Joseph Pickrell: Methods to Infer History
Postdoctoral researcher, David Reich lab, Harvard Medical School
Recommended by Molly Przeworski, University of Chicago
Population genetics falls at the nexus of what Joseph Pickrell is interested in. It contains elements of statistics and computation as well as human history, such as being able to address questions about how people have been able to adapt to living in very hot and very cold environments.
"I just was never very good at biology and I really loved statistics and computation and things like that. And so it was a natural place for me to end up," Pickrell said.

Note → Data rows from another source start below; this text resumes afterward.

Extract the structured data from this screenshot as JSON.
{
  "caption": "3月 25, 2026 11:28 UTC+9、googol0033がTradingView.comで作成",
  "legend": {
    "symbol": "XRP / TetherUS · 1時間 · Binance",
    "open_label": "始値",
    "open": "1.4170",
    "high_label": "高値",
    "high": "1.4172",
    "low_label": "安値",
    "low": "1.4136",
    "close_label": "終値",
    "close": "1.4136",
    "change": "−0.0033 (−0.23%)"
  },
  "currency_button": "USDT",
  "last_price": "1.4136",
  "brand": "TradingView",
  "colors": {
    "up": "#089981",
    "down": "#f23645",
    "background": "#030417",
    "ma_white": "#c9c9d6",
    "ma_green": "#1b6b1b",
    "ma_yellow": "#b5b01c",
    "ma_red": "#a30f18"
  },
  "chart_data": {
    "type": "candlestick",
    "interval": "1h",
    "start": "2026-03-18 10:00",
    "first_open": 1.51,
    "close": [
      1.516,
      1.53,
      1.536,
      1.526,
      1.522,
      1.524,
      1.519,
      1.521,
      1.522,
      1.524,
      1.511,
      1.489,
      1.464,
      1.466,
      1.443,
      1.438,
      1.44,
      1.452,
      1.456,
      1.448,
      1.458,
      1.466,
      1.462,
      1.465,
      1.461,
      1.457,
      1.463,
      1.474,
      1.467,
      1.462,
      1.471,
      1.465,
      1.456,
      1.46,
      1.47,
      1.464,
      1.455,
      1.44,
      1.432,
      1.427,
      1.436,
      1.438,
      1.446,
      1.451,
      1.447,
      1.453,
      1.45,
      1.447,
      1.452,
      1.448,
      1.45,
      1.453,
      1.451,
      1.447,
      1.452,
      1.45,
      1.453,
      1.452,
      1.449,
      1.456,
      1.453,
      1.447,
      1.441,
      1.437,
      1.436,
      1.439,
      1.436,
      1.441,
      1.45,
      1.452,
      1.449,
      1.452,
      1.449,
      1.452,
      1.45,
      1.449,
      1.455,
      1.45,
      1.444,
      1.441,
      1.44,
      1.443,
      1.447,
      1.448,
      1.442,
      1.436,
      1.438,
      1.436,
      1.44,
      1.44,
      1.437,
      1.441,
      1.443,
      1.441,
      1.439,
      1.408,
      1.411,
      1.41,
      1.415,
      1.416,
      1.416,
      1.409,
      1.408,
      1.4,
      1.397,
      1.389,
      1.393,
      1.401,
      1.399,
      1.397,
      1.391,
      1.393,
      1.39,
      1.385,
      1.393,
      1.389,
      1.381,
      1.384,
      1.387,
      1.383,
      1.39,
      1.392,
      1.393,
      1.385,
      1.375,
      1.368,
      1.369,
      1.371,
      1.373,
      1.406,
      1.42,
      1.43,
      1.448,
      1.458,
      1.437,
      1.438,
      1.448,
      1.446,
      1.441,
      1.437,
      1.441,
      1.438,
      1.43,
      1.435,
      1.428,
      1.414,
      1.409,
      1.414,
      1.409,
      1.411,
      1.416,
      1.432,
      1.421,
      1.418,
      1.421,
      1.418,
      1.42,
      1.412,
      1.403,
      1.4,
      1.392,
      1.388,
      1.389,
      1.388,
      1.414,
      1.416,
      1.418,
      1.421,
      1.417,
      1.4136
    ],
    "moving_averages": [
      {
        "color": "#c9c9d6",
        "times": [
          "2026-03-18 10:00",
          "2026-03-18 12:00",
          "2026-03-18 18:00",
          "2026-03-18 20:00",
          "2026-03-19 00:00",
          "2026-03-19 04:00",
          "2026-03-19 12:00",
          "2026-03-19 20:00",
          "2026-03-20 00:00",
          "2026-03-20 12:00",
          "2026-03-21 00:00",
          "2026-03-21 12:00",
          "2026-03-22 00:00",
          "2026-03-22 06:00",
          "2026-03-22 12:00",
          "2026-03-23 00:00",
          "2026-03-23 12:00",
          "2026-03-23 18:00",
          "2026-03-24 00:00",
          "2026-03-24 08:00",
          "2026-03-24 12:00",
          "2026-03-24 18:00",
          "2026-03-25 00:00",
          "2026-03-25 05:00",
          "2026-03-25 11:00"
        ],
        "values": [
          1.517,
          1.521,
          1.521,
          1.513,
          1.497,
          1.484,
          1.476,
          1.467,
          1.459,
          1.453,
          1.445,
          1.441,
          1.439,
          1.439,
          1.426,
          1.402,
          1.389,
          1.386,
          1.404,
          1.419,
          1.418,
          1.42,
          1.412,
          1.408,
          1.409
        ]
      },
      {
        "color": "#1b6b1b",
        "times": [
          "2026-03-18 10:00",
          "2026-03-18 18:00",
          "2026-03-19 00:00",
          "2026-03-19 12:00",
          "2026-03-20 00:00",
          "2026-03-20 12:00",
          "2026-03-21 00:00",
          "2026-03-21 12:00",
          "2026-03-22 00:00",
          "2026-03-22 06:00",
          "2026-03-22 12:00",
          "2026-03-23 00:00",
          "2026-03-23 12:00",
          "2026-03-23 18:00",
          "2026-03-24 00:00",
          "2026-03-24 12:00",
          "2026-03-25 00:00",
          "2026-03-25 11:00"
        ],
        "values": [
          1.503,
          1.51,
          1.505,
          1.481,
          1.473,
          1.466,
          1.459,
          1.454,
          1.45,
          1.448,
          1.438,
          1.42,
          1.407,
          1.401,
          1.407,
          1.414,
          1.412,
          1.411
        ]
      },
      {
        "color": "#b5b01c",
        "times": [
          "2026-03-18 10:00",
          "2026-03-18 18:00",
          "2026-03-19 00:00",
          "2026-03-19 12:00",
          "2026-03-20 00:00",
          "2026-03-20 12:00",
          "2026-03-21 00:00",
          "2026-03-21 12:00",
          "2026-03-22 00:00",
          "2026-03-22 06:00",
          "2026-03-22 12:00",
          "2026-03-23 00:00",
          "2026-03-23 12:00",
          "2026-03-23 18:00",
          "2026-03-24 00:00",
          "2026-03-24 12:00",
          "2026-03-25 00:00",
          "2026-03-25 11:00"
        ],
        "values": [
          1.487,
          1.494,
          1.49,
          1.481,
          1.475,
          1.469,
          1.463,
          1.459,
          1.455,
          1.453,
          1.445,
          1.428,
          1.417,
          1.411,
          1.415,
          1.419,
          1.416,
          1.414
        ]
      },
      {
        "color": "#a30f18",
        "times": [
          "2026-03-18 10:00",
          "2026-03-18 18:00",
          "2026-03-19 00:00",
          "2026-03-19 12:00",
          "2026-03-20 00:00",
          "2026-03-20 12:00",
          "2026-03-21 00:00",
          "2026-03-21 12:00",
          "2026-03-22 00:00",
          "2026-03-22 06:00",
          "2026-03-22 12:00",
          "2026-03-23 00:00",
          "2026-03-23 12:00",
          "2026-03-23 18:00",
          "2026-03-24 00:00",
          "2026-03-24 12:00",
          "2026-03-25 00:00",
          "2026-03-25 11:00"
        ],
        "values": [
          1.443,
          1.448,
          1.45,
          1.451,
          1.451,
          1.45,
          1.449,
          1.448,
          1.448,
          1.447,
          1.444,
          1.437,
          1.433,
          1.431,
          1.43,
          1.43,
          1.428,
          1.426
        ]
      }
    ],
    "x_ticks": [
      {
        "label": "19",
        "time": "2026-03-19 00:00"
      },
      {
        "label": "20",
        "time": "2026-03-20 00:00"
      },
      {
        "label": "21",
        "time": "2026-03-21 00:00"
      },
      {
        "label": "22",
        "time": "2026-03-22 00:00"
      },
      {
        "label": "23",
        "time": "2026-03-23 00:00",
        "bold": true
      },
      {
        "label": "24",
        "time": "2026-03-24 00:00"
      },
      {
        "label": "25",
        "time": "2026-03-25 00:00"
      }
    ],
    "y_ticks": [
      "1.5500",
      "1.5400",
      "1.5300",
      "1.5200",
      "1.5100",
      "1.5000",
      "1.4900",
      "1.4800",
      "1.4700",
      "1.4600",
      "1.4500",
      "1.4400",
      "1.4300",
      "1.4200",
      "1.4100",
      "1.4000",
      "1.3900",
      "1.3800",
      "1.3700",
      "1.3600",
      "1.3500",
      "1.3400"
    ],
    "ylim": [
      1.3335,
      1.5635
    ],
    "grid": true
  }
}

Currently, Pickrell is working on developing computational tools to aid in analyzing population history data, particularly for regions like Africa where there are complex population histories. In Africa, people have moved around a lot, mixed with other populations, and adapted to the very different climates found across the continent.
At the same time, Pickrell is also working on squeezing the most out of genome-wide association studies to link their findings to biology. For example, from GWAS on height, he said that he would like to tease out "the biology of why I'm the height I am and someone else is the height they are." Similar work, he added, could be done on diseases like type 2 diabetes.
A difficulty for Pickrell, though, is that his work relies on datasets that other researchers generate. The community, he said, doesn't always readily share its data. "I've been trying to get people to be more open about sharing published data and things like that, but it's a constant challenge," he said. He added that, ideally, data should be available with "minimal bureaucracy." New mechanisms for sharing data, he said, are needed.
Paper of note
Last year, Pickrell and the University of Chicago's Jonathan Pritchard published in PLOS Genetics a statistical model they developed to examine historical relationships between populations of a species. The goal, Pickrell said, was to develop a tool in which researchers could plug genetic data from a hundred or so populations, and it would spit out how the populations split, mixed back together, and split and mixed again.
The method is based on a series of pairwise comparisons, he added. For example, it calculates how similar French people are to Germans and how similar the French are to the Chinese, and then uses a matrix to reconstruct the history of those populations visually.
Looking ahead
Having access to more and more ancient human DNA is going to change the study of human history, Pickrell said. If you have samples stretching back some 20,000 years, then you don't necessarily need to use statistical methods to try to figure out what was going on at that time; you just turn to the bones.
"That's going to completely rewrite human history in the next decade or so, is what I think," he said. "That's definitely where the field of human history, human adaptation is going."